British Columbia

Polygamy laws aimed at men, court told

Canada's prohibition against polygamy does not criminalize women who have multiple husbands, a lawyer for the British Columbia government said Tuesday.
The special hearing into the constitutionality of Canada's laws against polygamy is being held at the B.C. Supreme Court in Vancouver. ((CBC))
Canada's prohibition against polygamy does not criminalize women who have multiple husbands, a lawyer for the British Columbia government said Tuesday.

Craig Jones told court the law was intended to only prohibit men from marrying multiple women.

Jones offered his admittedly "controversial" interpretation — one that stands at odds with even the federal government — at a constitutional reference case in Vancouver examining whether Canada's  anti-polygamy laws violate the Charter of Rights and Freedoms.

The hearings were spurred by the controversy over the fundamentalist breakaway Mormon sect of Bountiful, where two leaders were charged with polygamy last year only to see those charges dropped on technical legal grounds.

Jones said the harms associated with polygamy — including child brides and the discrimination against women — are specific to the most common form of polygamy known as polygany, which involves men having multiple wives and is the form of polygamy practised in Bountiful.

Instances of women with multiple husbands, known as polyandry, are incredibly rare, said Jones, and neither polyandry nor same-sex, multi-partner relationships bring about the same harms to the people involved and society as a whole.

"It is arguable that Parliament could not criminalize polyandry and same-sex, multipartner conjugality even if it wished to," said Jones.

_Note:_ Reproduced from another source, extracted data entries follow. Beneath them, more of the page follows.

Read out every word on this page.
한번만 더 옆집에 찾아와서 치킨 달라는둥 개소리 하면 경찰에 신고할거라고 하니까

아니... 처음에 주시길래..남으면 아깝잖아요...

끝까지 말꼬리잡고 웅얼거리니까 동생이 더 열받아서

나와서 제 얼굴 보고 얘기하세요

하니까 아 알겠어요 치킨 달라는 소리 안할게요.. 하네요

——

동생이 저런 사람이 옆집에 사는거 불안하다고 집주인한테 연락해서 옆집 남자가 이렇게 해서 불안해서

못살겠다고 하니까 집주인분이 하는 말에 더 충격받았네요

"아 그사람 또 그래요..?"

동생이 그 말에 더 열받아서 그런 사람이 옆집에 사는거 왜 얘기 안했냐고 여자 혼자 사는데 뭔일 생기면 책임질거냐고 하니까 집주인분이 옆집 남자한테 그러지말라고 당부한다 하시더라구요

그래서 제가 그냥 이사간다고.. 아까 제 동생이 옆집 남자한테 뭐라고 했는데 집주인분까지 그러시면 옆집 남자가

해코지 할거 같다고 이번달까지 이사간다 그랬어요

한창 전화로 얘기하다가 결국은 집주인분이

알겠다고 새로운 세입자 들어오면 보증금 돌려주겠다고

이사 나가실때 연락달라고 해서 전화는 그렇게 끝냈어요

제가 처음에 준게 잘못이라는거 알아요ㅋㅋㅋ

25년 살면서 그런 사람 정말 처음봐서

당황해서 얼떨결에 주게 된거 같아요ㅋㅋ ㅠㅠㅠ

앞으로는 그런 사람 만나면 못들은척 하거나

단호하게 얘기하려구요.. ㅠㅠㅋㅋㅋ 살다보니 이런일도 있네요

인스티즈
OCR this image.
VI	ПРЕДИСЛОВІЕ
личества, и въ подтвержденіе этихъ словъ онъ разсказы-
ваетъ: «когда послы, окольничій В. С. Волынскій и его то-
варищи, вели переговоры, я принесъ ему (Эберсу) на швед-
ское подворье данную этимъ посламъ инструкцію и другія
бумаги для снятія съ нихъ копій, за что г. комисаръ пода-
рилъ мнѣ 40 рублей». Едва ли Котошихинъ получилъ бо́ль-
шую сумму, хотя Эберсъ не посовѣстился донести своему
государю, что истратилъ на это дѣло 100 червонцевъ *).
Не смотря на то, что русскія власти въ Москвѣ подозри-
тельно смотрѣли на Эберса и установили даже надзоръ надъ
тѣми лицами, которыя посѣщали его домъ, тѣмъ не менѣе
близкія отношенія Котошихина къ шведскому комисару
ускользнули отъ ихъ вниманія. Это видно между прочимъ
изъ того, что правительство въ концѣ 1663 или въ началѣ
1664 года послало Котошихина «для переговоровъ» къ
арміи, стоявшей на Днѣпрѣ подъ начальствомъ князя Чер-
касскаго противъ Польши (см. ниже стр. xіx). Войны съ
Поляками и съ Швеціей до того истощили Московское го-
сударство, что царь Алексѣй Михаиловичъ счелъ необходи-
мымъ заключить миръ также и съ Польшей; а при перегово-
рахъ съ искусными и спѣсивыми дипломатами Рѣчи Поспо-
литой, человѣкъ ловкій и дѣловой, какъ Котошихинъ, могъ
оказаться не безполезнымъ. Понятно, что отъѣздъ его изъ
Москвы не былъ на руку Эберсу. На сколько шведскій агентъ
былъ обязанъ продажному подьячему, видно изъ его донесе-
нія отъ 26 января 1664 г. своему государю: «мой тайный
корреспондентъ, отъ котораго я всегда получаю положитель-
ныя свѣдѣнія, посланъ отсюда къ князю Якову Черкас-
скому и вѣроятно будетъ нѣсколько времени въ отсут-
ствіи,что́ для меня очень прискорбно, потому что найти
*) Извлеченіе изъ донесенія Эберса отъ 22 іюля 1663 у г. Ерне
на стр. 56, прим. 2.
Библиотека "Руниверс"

"Polyandry does carry some risk of harms that might be associated with it, but evidence for these is speculative and weak.... The fact is that the overwhelming majority of polygamy in practice is traditional, usually religious, patriarchal polygyny."

Jones made the point as he rejected a criticism made by some opponents of the law: that the crime of polygamy sweeps in relationships that aren't harmful.

Argument targets polygyny

He argued that most, if not all, of the problems with polygamy are specific to cases in which men marry more than one woman. He added that when Parliament brought in the polygamy laws in 1890, the government of the day was clearly concerned about multiple wives in some cultures — namely Mormons, Muslims and First Nations.

"It was clear what behaviour they wanted to address," said Jones. "All of the harms we are going to be demonstrating are specific to polygyny."

The federal government's lawyer is expected to disagree, explaining in written arguments that Ottawa believes the Criminal Code section dealing with polygamy refers to any marriage or conjugal relationship involving more than two people, regardless of their sex.

The constitutional reference case is scheduled to last until the end of January, hearing evidence from more than 30 witnesses including academics, current and former residents of Bountiful, and people living in multi-partner relationships outside of a religion.

Though the outcome of the hearing could directly affect admitted polygamist Winston Blackmore, the B.C. man is boycotting the proceedings. ((CBC))
The results aren't technically binding, but experts have said other courts would certainly look to the decision for guidance and the case is expected to ultimately end up before the Supreme Court of Canada.

There are also about a dozen interveners, including religious groups, women's rights organizations and civil liberties advocates.

Oler, who leads a faction within Bountiful connected to the U.S.-based Fundamentalist Church of Jesus Christ of Latter Day Saints, or FLDS, is also an intervener.